Post by floobydust »

First... Eddie, the 68K system looks really nice! Congrats on getting that one put together... I'm also waiting for F1 season to kick off!

Second, Bill, the new PCB and buildup looks great. You've managed this project very quickly... I did look at it last night on retrobrew. I've also managed to get Quartus 13.0 downloaded from Intel and installed in a Win7 VM... so hopefully I can start working with that for a future project.

So many projects, so little (free) time.
maded2
Posts: 45
Joined: 16 Jan 2020

Re: CRC65, A frugal 6502 SBC

Post by maded2 »

plasmo wrote:
Finally received the pc board last evening. The pc boards are well made. It is a 2-layer 2"x4" board; the design rule is 7 mil trace and 7 mil space and 7 mil annular ring for via. JLCPCB pretty much hit the bull's eye as shown in the first picture.

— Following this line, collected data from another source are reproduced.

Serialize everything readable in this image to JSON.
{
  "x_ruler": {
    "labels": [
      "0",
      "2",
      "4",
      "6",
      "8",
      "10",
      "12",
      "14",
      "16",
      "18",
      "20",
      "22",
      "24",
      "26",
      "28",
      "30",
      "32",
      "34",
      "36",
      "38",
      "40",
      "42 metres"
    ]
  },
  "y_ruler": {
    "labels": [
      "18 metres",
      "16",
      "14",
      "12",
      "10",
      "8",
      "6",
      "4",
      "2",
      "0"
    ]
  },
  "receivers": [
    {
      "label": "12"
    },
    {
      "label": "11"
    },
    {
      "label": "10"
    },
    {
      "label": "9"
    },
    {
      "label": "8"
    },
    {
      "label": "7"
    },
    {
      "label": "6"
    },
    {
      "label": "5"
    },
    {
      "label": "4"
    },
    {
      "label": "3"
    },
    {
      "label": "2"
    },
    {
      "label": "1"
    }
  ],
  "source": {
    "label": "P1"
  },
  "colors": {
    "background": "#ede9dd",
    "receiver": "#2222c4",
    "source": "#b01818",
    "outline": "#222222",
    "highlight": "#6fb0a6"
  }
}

Build up two boards so I can experimenting. As built there are 223 solder joints so a board can easily be assembled under an hour. 2nd picture shows the finished board with major components annotated. The board in the picture is 8" long from tip of USB-serial adapter to end of CF disk.

They both work!

I'll update & finalize the CRC65 homepage. I'll be doing overclock experiments this weekend to find out its upper frequency limit.

Bill

very nice and clean pcb. I also use JLCPCB for my boards, they are really good and cheap.
maded2
Posts: 45
Joined: 16 Jan 2020

Re: CRC65, A frugal 6502 SBC

Post by maded2 »

floobydust wrote:
First... Eddie, the 68K system looks really nice! Congrats on getting that one put together... I'm also waiting for F1 season to kick off!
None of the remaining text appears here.